Думаю, что к этому нечего добавлять. Меня настораживает другой вопрос: можно ли "с одних на других"? "Те" или "не те" для израильских кибуцев западногерманские девушки и юноши, уже много лет приезжающие добровольцами - поработать и, бывает, остающиеся в стране навсегда? Ответ, мне кажется, возникает в этом же очень сложном отрывке, в его финале: мы сами, действительно, исследуя свои действия, свою совесть, "отвечаем за все". Но в своем отношении к другим мы должны отчетливо различать, те это или не те.
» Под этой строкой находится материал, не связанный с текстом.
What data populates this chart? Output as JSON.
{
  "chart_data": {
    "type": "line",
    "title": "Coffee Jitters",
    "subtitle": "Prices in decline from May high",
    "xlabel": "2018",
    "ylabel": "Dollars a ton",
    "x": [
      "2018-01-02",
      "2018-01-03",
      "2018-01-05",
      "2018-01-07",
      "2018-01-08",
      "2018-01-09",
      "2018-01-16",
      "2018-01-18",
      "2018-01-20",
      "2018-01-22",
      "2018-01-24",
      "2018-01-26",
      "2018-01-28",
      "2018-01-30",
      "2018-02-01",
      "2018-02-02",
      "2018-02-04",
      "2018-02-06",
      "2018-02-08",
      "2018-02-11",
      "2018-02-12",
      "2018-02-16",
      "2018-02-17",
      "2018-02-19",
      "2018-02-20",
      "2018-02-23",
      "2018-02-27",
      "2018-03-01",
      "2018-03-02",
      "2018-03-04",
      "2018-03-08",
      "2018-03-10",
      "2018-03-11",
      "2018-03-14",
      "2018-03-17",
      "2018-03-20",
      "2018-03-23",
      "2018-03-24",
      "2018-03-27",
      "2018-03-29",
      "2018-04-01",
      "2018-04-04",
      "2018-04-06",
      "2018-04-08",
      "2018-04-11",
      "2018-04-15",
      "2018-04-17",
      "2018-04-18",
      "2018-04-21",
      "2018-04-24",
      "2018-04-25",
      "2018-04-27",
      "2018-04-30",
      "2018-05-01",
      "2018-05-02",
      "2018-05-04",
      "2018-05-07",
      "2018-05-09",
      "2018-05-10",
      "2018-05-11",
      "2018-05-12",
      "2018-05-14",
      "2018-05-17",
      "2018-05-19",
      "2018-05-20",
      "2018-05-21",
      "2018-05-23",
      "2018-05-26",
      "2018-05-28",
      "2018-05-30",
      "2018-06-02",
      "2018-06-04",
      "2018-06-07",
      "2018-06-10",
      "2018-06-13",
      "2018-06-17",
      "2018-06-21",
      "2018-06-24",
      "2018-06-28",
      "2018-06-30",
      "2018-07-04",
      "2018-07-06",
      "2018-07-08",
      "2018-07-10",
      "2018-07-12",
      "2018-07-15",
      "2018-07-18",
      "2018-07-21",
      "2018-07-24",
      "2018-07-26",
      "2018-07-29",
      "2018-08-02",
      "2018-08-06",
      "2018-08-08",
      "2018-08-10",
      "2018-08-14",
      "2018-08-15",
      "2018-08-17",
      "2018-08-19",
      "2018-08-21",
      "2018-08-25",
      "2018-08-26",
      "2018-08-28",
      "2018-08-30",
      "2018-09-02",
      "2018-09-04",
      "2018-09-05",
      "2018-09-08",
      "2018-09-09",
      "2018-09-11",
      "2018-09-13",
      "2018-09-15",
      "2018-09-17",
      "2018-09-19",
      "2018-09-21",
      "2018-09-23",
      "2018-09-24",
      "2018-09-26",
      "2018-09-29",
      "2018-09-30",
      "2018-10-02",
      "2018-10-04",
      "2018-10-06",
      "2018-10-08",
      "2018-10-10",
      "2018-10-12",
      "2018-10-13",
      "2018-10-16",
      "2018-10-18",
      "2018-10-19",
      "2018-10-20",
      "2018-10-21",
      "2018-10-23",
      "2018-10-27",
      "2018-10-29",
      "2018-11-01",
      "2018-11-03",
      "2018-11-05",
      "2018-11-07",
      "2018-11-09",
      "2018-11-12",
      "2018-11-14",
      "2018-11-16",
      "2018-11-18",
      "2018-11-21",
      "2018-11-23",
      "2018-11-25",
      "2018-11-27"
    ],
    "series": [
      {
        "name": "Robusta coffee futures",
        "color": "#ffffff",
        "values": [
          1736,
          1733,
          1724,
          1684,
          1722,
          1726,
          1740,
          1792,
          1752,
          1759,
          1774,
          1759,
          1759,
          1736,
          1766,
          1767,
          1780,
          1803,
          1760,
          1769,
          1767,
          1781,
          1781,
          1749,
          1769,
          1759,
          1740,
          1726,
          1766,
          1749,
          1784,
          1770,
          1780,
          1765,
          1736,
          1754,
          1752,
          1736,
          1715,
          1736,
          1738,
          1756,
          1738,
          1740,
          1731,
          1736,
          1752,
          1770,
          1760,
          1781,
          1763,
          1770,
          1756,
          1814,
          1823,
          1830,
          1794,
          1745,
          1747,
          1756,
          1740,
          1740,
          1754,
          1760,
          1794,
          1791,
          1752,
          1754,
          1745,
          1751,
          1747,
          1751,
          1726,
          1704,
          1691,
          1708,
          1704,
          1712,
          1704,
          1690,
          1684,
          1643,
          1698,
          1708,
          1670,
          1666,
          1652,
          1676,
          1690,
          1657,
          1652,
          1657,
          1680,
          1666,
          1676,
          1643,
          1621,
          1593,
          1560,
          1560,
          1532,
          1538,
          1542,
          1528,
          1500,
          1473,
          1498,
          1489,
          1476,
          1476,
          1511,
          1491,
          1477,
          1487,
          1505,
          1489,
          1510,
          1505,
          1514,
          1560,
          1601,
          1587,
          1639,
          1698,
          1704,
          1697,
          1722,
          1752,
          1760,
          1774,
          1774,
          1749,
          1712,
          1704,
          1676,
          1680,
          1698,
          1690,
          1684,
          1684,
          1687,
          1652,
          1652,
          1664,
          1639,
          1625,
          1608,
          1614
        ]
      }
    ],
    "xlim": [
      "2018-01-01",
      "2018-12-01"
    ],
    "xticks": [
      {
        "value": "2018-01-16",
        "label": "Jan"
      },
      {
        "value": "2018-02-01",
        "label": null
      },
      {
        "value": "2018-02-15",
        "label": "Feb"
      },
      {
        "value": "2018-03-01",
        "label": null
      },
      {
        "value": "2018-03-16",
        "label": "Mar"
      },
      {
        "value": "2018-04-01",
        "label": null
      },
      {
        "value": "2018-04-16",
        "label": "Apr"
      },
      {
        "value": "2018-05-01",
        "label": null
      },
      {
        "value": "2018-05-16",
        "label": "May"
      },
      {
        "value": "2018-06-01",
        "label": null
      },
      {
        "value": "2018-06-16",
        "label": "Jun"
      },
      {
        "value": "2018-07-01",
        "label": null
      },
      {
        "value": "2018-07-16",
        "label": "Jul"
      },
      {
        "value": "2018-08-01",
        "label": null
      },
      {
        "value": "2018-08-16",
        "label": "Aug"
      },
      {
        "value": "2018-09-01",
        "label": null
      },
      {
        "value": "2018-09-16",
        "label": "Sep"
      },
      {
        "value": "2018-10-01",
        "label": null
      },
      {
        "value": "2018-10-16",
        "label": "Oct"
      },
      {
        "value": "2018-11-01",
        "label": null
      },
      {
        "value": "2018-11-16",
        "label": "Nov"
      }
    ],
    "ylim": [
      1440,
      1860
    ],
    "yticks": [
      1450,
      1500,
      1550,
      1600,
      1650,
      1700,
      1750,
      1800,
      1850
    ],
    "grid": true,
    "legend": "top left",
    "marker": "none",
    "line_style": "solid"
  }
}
Мальчики и девочки, приезжающие в кибуцы, не отвечают перед нами за своих отцов и дедов, а только перед собой.
И по сей день длящиеся вины СССР перед латышами и венграми ни в коей мере событиями времен гражданской войны смягчены быть не могут.
Очень спорно, должен ли применяться срок давности к живым еще массовым зверским убийцам, судимым не вместе с их нацией, а индивидуально (они "те"). Я не берусь решать этот вопрос. Они совершили нечеловеческие преступления. Верней всего было бы в нравственном отношении, если бы их судил их народ, а не народ убитых. С другой стороны, народ этот может пребывать и поныне в тисках тоталитарного государства, а на суд последнего нельзя полагаться. Как же быть по отношению к достоверным и безжалостным убийцам многих, отбиравшим жертвы свои по национальному признаку?..
Солженицын предлагает в отношениях между нациями следующую моральную максиму:
"Как всякое раскаяние, так и раскаяние нации предполагает возможность прощения со стороны обиженных. Но ожидать прощения, прежде того самим не настроившись простить, - невозможно. Путь взаимного раскаяния есть и путь взаимного прощения.
Кто - не виновен? Виновны - все. Но где-то должен быть пресечен бесконечный счет обид, уж не сравнивая их по давности, по весу и по объему жертв. Ни сроки, ни сила обид сравняться никогда не могут, ни между какими соседями. Но могут сравняться чувства раскаяния" (I, стр. 70).
И далее:
"Раскаяние есть только подготовка почвы, только подготовка чистой основы для нравственных действий впредь - того, что в частной жизни называется исправлением. И как в частной жизни исправлять содеянное следует не словами, а делами, так тем более - в национальной. Не столько в статьях, книгах и радиопередачах, сколько в национальных поступках.
По отношению ко всем окраинным и заокраинным народам, насильственно втянутым в нашу орбиту, только тогда чисто окажется наше раскаяние, если мы дадим им подлинную волю самим решать свою судьбу" (I, стр. 71. Курсив Солженицына).
Достаточно этого заявления, чтобы увидеть свободу Солженицына от предрешенчества в национальных вопросах и от имперских амбиций, которые ему столь упорно приписываются.
С горечью и неприятием говоря о современной подсоветской "русской (выд. Солженицыным) идее" - о национал-большевизме, Солженицын противопоставляет ему свое толкование патриотизма:
"А мы понимаем патриотизм как цельное и настойчивое чувство любви к своей нации со служением ей не угодливым, не поддержкою несправедливых ее притязаний, а откровенным в оценке пороков, грехов и в раскаянии за них. Усвоить бы нам, что не бывает народов, великих вечно или благородных вечно: это звание трудно заслуживается, а уходит легко. Что величие народа не в громе труб: неоплатную духовную цену приходится платить за физическую мощь. Что подлинное величие народа - в высоте внутреннего развития; в душевной широте (к счастью природненной нам); в безоружной нравственной твердости (какую недавно чехи и словаки показали Европе, впрочем не надолго потревожив совесть ее).
В советский период еще раздулась и еще слепее стала заносчивость предыдущего петербургского периода. И так все далее от раскаянного сознания это уводило нас, что не легко убедить, заставить внять наших соотечественников, что ныне мы, русские, не во славе сияющей несемся по небу, но сидим потерянные на обугленном духовном пепелище. И если не вернем себе дара раскаяния, то погибнет и наша страна, и увлечет за собою весь мир.
Только через полосу раскаяния множества лиц могут быть очищены русский воздух, русская почва, и тогда сумеет расти новая здоровая национальная жизнь. По слою лживому, неверному, закоренелому - чистого вырастить нельзя" (I, стр. 58-59. Курсив Солженицына).